ジクロロメタン

ジクロロメタンとは

ジクロロメタンとは、強く甘い芳香を有する無色の液体です。

別名ジクロロメタンは、「二塩化メチレン」「塩化メチレン」「メチレンクロリド」とも呼ばれ、DCMやMDCと略される場合もあります。ジクロロメタンが皮膚に触れると、弱い刺激を受けたり、薬傷を負ったりする可能性が高いです。

蒸気には麻酔作用があるため、短時間に多量の蒸気を吸引すると、急性中毒を起こす恐れもあり、使用する際には注意が必要です。ジクロロメタンは、塩化メチルを塩素化する方法のほか、クロロホルム亜鉛酢酸で還元する方法などで生成されます。

ジクロロメタンの使用用途

ジクロロメタンは、冷媒や金属機器・プリント基板等の洗浄剤、ウレタンの発泡助剤、塗料の剥離剤、エアロゾルの噴射剤など、工業的に広く利用されています。また、有機物をよく溶解する重要な溶剤でもあるため、高純度を必要とする低沸点溶剤としても広く使用可能です。

具体的には、ポリカーボネートの反応溶剤や医農薬の溶剤としての用途が挙げられます。ジクロロメタンは、液体クロマトグラフィー (英: Liquid Chromatography) などの精密分析を含め、各種試薬としても使用されています。

不燃性で引火の危険がなく、他のハロゲン化炭化水素と比較して毒性も低いことなどから、トリクロロエチレンの代替物質としても用いることが可能です。

ジクロロメタンの性質

ジクロロメタンは、メタン (CH4) の持つ2つの水素原子が塩素原子で置換された化合物です。密度は1.3266g/cm³、融点は−96.7°C、沸点は40°C、化学式はCH2Cl2、モル質量は84.93です。

湿気によって加水分解し、大気中では容易に光化学分解します。ジクロロメタンは揮発性のある水より重たい無色透明の液体です。芳香臭を有し、非引火性かつ不燃性です。

ジクロロメタンは、エタノールジエチルエーテルに極めて溶けやすく、水にやや溶けにくいです。さらに、ジクロロメタンは、非常に数多くの種類の有機化合物を溶解します。

ジクロロメタンのその他情報

1. ジクロロメタンの合成法

工業的にジクロロメタンは、メタンやクロロメタン (塩化メチル) を400〜500℃で塩素と気相でラジカル反応させることで生成します。メタンよりクロロメタンは早く塩素化され、メタンの水素原子 (H) が塩素原子 (Cl) で多置換された混合物を得ることが可能です。

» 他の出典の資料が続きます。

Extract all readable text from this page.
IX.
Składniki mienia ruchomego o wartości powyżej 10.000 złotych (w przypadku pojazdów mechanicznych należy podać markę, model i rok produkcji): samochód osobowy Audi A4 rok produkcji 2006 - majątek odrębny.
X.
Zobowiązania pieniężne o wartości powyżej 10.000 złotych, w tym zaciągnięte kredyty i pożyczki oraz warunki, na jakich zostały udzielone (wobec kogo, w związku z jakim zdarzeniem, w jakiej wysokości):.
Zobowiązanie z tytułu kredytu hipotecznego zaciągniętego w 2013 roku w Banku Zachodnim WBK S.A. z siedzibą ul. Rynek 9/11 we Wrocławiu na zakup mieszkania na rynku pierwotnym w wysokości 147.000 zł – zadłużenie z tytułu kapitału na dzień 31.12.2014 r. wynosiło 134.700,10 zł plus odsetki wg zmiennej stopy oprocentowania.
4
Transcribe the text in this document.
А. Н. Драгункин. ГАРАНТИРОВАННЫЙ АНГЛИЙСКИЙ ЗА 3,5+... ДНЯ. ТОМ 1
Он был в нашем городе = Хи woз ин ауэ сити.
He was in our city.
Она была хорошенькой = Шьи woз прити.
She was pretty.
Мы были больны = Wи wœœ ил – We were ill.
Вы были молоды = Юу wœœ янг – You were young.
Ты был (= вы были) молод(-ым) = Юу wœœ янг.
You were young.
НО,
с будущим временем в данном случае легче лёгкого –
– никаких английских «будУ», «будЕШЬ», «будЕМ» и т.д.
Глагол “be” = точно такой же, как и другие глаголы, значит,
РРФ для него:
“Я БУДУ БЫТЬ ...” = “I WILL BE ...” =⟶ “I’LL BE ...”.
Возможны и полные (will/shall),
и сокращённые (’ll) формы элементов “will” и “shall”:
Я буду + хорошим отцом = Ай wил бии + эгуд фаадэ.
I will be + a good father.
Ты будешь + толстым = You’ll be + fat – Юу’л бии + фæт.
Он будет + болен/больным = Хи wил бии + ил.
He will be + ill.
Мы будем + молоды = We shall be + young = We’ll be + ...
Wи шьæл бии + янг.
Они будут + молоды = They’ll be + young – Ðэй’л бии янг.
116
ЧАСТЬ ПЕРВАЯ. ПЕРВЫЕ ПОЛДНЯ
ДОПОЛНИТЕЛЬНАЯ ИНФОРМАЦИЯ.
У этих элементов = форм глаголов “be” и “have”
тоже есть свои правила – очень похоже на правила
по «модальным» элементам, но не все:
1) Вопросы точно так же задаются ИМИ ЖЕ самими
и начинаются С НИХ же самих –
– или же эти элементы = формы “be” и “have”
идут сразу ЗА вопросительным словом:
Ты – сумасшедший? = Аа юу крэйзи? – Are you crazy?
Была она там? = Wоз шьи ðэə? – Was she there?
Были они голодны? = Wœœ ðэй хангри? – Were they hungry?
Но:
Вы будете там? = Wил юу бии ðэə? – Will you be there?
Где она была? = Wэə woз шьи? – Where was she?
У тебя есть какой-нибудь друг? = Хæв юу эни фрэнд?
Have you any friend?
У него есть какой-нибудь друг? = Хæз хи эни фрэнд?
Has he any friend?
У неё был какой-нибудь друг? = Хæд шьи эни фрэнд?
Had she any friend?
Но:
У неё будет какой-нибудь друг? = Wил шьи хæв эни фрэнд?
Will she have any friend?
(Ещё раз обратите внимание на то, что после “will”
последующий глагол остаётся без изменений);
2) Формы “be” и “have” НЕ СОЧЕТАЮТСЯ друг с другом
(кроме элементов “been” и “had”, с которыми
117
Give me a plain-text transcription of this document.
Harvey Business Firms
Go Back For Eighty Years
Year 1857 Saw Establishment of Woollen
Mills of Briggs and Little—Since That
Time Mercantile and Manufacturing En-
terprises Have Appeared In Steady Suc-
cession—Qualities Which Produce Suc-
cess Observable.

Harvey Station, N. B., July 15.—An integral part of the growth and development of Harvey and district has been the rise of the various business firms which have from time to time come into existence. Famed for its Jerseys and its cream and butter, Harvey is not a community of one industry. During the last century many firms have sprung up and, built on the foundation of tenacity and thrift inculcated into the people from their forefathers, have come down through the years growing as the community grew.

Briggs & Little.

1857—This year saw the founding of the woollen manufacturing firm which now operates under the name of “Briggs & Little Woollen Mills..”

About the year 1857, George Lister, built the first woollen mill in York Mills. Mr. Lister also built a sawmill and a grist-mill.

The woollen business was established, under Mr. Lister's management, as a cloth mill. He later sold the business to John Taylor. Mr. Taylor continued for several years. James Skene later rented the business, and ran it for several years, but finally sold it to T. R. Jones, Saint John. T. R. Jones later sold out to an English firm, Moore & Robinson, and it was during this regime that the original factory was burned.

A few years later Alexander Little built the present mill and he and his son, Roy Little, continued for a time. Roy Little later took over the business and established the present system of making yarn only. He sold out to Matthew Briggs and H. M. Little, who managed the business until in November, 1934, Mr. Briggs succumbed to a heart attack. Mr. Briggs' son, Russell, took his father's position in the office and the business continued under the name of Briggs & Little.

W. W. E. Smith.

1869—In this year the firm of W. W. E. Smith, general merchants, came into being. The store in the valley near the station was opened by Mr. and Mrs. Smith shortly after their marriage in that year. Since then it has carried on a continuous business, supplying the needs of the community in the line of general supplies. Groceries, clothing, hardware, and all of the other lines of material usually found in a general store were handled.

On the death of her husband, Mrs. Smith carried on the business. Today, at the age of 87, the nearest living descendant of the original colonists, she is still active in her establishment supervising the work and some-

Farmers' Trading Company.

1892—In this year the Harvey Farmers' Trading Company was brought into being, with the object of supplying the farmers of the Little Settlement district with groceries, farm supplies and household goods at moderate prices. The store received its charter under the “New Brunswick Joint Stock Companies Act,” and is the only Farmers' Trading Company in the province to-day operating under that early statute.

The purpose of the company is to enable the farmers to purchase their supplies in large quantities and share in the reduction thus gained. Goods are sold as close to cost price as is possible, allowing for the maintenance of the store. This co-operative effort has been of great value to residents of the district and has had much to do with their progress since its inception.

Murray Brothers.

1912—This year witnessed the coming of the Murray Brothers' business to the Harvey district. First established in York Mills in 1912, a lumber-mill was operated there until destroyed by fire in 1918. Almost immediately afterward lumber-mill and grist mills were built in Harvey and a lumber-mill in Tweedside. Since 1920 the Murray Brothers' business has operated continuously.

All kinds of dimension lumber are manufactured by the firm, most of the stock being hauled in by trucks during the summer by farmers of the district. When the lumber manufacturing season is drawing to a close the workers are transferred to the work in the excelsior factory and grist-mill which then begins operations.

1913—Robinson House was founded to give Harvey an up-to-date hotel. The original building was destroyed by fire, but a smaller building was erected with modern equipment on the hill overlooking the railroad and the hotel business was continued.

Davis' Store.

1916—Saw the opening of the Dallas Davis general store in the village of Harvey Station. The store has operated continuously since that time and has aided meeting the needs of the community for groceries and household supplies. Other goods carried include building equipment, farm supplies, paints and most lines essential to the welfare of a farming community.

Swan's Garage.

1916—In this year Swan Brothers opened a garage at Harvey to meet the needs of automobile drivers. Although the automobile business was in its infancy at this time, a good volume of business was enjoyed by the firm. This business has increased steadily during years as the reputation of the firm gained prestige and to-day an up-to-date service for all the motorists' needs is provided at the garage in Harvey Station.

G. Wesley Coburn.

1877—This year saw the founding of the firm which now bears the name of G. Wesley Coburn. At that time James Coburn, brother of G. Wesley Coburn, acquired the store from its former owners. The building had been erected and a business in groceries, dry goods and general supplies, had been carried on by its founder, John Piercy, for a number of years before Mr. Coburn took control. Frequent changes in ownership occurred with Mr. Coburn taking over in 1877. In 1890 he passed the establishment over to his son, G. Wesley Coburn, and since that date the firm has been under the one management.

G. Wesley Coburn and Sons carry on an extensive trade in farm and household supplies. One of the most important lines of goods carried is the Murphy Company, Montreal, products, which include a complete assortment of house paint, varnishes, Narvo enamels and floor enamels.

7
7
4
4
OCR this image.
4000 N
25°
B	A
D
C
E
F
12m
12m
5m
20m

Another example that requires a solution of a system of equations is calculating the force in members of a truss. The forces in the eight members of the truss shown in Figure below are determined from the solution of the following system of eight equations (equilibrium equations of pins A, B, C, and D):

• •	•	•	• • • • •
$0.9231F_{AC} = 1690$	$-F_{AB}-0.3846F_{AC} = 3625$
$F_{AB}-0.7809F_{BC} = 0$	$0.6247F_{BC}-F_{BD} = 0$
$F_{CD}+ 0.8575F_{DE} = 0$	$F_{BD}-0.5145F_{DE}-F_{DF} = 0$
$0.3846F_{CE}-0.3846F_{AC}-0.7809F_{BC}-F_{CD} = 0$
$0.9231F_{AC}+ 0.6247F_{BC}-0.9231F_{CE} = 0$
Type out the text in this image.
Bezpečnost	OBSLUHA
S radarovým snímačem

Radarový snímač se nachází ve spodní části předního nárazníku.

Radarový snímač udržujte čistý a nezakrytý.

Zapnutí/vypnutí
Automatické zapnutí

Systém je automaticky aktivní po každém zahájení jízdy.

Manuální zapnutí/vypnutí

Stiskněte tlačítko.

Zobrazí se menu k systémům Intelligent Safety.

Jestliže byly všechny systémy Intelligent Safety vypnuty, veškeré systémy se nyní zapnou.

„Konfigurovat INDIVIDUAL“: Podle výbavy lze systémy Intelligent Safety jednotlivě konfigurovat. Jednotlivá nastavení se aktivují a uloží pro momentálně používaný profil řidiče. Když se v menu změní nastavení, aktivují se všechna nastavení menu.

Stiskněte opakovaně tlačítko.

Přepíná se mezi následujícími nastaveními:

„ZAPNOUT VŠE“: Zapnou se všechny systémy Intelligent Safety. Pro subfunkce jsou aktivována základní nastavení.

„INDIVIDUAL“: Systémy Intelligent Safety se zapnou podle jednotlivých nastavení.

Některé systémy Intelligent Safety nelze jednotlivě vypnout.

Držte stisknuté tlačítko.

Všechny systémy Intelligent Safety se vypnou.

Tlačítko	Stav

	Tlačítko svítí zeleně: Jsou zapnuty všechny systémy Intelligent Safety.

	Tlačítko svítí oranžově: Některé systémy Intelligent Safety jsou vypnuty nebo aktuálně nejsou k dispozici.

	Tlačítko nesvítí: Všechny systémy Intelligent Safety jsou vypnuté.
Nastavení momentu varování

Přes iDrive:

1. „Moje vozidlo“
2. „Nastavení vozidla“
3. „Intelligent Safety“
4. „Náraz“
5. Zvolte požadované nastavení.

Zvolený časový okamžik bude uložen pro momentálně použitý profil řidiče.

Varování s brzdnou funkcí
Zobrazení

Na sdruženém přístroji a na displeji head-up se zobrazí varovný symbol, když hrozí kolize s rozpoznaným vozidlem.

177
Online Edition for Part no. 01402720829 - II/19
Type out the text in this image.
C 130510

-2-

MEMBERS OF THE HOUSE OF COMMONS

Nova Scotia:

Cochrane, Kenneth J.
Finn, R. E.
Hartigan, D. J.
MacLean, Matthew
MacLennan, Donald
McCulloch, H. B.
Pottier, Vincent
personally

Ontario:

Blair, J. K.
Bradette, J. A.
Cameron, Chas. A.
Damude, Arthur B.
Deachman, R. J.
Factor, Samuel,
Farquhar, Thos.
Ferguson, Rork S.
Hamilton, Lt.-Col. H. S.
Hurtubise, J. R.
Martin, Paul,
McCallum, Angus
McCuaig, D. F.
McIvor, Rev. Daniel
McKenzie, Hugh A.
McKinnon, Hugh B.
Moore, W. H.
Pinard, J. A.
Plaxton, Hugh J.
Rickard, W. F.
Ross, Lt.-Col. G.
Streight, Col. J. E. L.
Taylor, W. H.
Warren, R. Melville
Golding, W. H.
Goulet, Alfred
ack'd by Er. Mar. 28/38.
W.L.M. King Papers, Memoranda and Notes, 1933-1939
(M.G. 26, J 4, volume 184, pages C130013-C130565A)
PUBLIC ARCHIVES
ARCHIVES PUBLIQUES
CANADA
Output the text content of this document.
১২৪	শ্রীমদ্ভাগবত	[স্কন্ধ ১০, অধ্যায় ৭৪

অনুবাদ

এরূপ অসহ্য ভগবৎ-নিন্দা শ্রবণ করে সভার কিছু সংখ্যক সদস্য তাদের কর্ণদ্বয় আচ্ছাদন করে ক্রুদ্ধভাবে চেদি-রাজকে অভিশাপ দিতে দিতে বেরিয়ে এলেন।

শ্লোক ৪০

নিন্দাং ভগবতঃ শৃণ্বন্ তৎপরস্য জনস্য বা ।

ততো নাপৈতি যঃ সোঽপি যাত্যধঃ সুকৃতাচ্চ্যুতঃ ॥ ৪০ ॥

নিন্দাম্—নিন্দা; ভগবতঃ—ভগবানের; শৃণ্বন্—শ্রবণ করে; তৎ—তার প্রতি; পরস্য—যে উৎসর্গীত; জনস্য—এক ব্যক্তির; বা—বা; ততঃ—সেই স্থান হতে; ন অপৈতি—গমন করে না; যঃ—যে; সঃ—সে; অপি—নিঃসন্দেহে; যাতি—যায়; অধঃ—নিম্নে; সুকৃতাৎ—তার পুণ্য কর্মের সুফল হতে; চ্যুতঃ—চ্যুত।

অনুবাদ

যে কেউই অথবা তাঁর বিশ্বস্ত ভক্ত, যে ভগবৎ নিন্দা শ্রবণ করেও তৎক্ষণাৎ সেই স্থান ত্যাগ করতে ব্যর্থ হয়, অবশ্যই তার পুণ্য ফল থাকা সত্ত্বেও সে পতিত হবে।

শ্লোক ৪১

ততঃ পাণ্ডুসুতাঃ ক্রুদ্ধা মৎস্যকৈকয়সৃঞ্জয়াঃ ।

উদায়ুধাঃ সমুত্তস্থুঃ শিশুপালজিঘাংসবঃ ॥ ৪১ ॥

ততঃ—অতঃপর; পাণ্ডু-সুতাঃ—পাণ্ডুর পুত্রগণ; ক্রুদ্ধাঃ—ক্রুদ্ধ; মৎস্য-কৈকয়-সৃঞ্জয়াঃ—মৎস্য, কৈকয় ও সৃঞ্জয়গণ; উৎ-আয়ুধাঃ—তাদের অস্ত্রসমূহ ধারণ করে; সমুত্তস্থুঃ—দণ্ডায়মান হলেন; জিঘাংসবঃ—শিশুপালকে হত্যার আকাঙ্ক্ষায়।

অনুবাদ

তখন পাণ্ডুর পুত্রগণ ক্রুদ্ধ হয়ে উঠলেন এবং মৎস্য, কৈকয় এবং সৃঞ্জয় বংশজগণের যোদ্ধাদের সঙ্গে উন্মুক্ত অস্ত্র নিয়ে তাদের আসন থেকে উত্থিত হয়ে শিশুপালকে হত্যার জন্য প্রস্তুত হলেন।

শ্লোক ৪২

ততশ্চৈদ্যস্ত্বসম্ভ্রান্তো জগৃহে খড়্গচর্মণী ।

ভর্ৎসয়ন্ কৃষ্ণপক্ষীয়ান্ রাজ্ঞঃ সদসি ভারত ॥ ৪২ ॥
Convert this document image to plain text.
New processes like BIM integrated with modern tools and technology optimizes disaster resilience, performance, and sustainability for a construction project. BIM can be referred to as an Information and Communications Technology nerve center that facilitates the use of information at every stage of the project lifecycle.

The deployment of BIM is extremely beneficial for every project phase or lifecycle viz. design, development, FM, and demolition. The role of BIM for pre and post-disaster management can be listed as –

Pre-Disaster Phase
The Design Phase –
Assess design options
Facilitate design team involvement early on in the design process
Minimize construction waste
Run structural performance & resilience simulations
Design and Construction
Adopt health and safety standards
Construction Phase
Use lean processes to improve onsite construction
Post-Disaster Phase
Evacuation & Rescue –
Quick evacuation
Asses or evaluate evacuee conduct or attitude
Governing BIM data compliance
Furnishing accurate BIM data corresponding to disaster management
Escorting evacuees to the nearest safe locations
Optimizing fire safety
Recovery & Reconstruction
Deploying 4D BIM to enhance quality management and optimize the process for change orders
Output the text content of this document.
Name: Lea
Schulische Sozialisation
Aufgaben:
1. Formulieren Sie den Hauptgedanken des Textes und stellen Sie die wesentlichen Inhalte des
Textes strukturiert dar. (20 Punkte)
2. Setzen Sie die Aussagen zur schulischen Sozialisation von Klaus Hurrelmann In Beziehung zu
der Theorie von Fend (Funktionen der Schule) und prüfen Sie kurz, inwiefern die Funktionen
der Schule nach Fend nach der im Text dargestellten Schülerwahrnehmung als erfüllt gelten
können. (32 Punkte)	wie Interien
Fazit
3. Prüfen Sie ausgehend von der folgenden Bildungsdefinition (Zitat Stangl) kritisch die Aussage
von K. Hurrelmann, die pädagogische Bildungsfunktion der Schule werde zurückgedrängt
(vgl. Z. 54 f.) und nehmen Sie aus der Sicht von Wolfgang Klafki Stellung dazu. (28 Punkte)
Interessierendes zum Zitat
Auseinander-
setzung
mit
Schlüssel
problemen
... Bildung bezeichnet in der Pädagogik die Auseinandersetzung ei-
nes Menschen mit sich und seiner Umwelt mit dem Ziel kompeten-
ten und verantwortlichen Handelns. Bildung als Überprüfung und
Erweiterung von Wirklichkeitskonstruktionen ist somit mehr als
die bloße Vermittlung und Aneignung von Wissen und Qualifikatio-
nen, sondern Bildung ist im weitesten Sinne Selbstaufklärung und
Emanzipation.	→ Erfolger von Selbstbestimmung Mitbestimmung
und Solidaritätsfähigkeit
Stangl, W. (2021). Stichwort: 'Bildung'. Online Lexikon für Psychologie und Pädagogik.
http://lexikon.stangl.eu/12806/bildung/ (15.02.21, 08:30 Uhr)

例えば、メタンと塩素を当量で反応させた場合には、クロロメタンが37%、ジクロロメタンが41%、トリクロロメタンが19%、テトラクロロメタンが3%という比率で生じます。ちなみに、トリクロロメタンの慣用名はクロロホルムで、テトラクロロメタンの慣用名は四塩化炭素です。これらの混合物から副生成物である塩化水素 (HCl) を除去して、蒸留によってジクロロメタンを精製できます。

2. ジクロロメタンの精製方法

ジクロロメタンを有機合成における溶媒として使用する場合には、モレキュラーシーブ (英: molecular sieve) などを用いて脱水する程度でも、十分な結果が得られます。精密な実験の場合には、乾燥剤として水素化カルシウム (CaH2) などを使って、蒸留によって精製します。ただし、ナトリウムはジクロロメタンと反応して爆発する危険性があるため、乾燥剤に使用してはいけません。

3. ジクロロメタンの保存方法

メタンの塩素化物の中で、ジクロロメタンは最も安定です。しかし、高純度品を長期保存した場合に、酸素や光によって酸化分解されて塩化水素やホスゲン (COCl2) などをわずかに生じる可能性があります。

したがって、アルコール、オレフィン、アミンなどの安定剤が、微量添加されている場合が多いです。また、保存する際は、密栓したうえで遮光する必要があります。